Concordismi e compromessi, o caos e diversa stabilità
(Gv 6,16-21)
Gv narra l’episodio in modo diverso dai Sinottici: non tanto come esito della comunione dei pani, quanto Manifestazione del Cristo.
Il baricentro del racconto è la presentazione che Gesù fa della sua Persona: «Io Sono» (v.20), autorivelazione del Dio dell’Esodo [3,14: «Io Sono colui che sarò» - ossia: «capirete chi sono da ciò che farò»].
Questo per chiudere le tergiversazioni nell’interpretazione della sua figura:
Il Figlio di Dio non è un guaritore né un facitore di miracoli, bensì il Liberatore dal quale il popolo si attende la Manna che rincuora, la ‘terra’ che gli è promessa, la salvezza dalla morte.
Il brano è parabola della chiesa in preda alle acque agitate degli abissi, dominata dal dubbio, dall’incertezza, da una fede esitante, ancora priva di un sigillo beato e perenne.
Nell’andare duro e senza appoggi - tra polemiche anche interne - d’un tratto cogliamo il Signore che sopraggiunge.
Egli si fa vicino d’improvviso, prende il nostro passo e quello stesso degli accadimenti - per accompagnare la vertigine e la tormenta.
La nostra vita procede verso la sponda opposta, dov’è già il Maestro.
Andiamo speranzosi, ma talora le avversità rischiano di farci annegare, e con noi sembra trascinino giù tutta la barca.
Solo il Signore “cammina sul mare”, ossia avanza e vince la morte.
Se lo ospitiamo, ci rendiamo conto che ogni elemento è in suo potere: e in Lui tutto serve per riattivarci, anche il vento contrario.
L’Amico invisibile guida, realizza infallibilmente, fa giungere a «riva». Condizione definitiva che la forza delle onde non può intaccare, perfino quando abbiamo la sensazione di essere trascinati altrove dai flutti.
Usando parafrasi del libro dell’Esodo, Gv cerca di aiutare le sue comunità a comprendere il Mistero della Persona di Gesù.
E immersi nella sua vicenda, anche noi cogliamo la realtà vocazionale che può avvolgerci e caratterizzare, quando non ne respingiamo l’Appello.
Chiamata che ci lancia in un diverso stile di vita, a partire da risorse inaspettate - cui si può accedere quando si smette di fissare l’attenzione solo su ciò che spaventa e sembra negativo.
Anche il dibattito delle assemblee sul Messia, nonché i rapporti delle chiese col mondo, accentuavano dissapori e incertezza.
Alcuni giudei convertiti ritenevano Cristo un personaggio tutto sommato in linea con la loro mentalità e tradizione, concorde con profezie e figure del Primo Testamento.
Viceversa, alcuni pagani che avevano accettato il Signore propugnavano un’intesa con la mentalità mondana.
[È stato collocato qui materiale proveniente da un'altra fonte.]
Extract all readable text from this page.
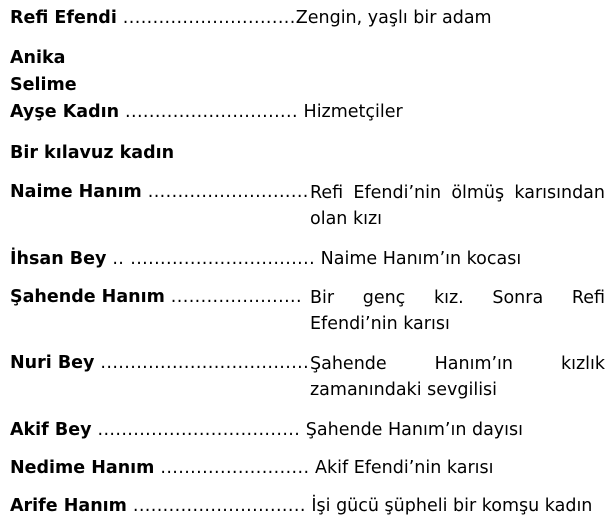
Refi Efendi .............................Zengin, yaşlı bir adam
Anika
Selime
Ayşe Kadın ............................. Hizmetçiler
Bir kılavuz kadın
Naime Hanım ........................... Refi Efendi’nin ölmüş karısından olan kızı
İhsan Bey .. ............................... Naime Hanım’ın kocası
Şahende Hanım ...................... Bir genç kız. Sonra Refi Efendi’nin karısı
Nuri Bey ................................... Şahende Hanım’ın kızlık zamanındaki sevgilisi
Akif Bey .................................. Şahende Hanım’ın dayısı
Nedime Hanım ......................... Akif Efendi’nin karısı
Arife Hanım ............................. İşi gücü şüpheli bir komşu kadın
Una sorta di accordo fra Gesù e Impero, che l’evangelista considera contaminazione idolatrica [la tentazione della folla di sponda pagana di farlo Re precede immediatamente il passo: vv.14-15].
La situazione delle minuscole famiglie credenti nell’impero era buia, dubbiosa, conflittuale dentro e fuori.
Gesù pareva assente e il mare agitato, il vento contrario, minaccioso, sconosciuto.
Eppure, proprio nella condizione di pellegrini sballottati, nella Fede essenziale si faceva esperienza di una strana e ‘diversa stabilità dentro’: il permanere controcorrente.
Quindi risveglio, proliferazione, crescita.
L’emarginazione culturale, le incognite, i confronti, le prove, non inghiottivano i credenti, anzi li rendevano più decisi e spediti (v.21) - secondo la Voce del Risorto, presente nell’anima di ciascuno.
In tal guisa, ecco proporsi ai discepoli una traversata verso la Libertà, che proveniva da quell’intima percezione, solo accogliente.
In grado di nutrire lo spirito di ciascuno e strapparlo dalle fobie - nel caos delle sicurezze esterne. Con cui i «figli» riuscivano a fare pace.